Suppose $\mathbb{R}$ is countable. Then we can enumerate its elements as follows:
$$\mathbb{R} = \{ x_1, x_2, x_3, \cdots \}$$
(If $f : \mathbb{R} \to \mathbb{N}$ is a bijection then we can take $x_i = f^{-1}(i)$.)
Each $x_i$ has a unique decimal expansion in which infinite strings of $0$s are taken if there is any ambiguity. So write
$$\begin{align}x_1 &= n_1 + 0.d_{11}d_{12}d_{13} \cdots \\ x_2 &= n_2 + 0.d_{21}d_{22}d_{23} \cdots \\ x_3 &= n_3 + 0.d_{31}d_{32}d_{33} \cdots \\ &\ \vdots\end{align}$$
where $n_i \in \mathbb{Z}$ for each $i$ and $d_{ij} \in \{ 0, 1, \cdots, 9 \}$.
Construct $x \in \mathbb{R}$ as follows.

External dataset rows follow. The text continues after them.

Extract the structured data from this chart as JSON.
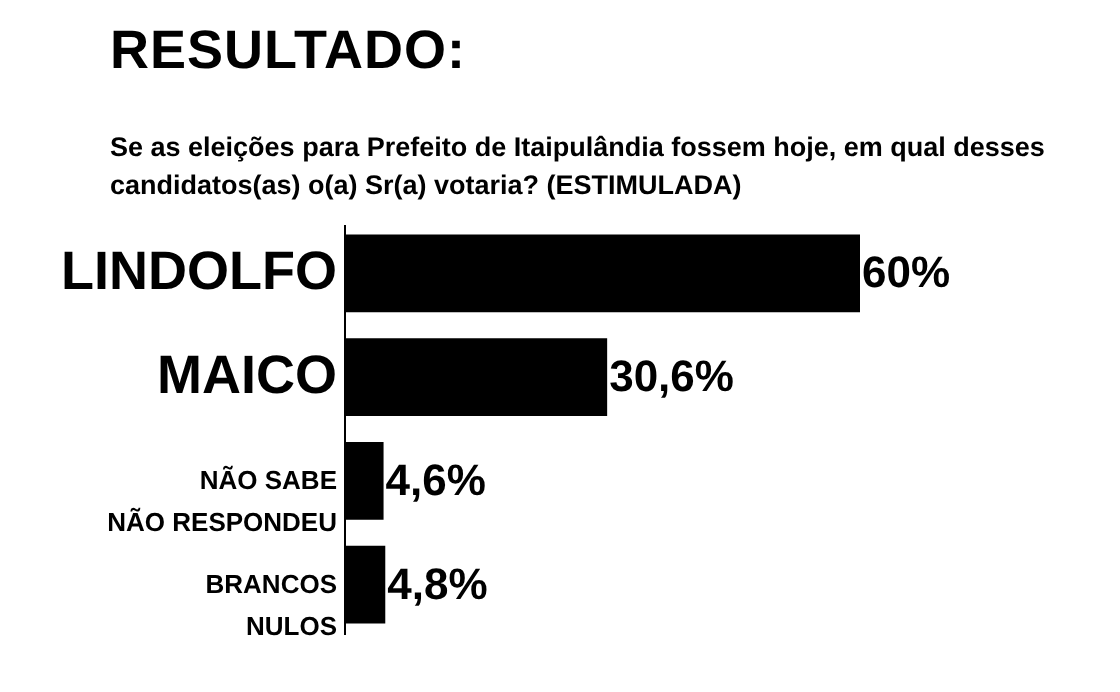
{
  "chart_data": {
    "type": "bar",
    "orientation": "horizontal",
    "title": "RESULTADO:",
    "subtitle": "Se as eleições para Prefeito de Itaipulândia fossem hoje, em qual desses candidatos(as) o(a) Sr(a) votaria? (ESTIMULADA)",
    "categories": [
      "LINDOLFO",
      "MAICO",
      "NÃO SABE\nNÃO RESPONDEU",
      "BRANCOS\nNULOS"
    ],
    "values": [
      60,
      30.6,
      4.6,
      4.8
    ],
    "value_labels": [
      "60%",
      "30,6%",
      "4,6%",
      "4,8%"
    ],
    "color": "#000000"
  }
}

Let
$$x = 0.d_1d_2d_3\cdots$$
where $d_i = 0$ if $d_{ii} \ne 0$ and $d_i = 1$ if $d_{ii}=0$. Then in particular $d_i \ne d_{ii}$ for any $i$. Since $x \in \mathbb{R}$ and $\mathbb{R}$ is supposed to be countable, we must have $x=x_i$ for some $i$, but that would mean that $d_i = d_{ii}$... contradiction!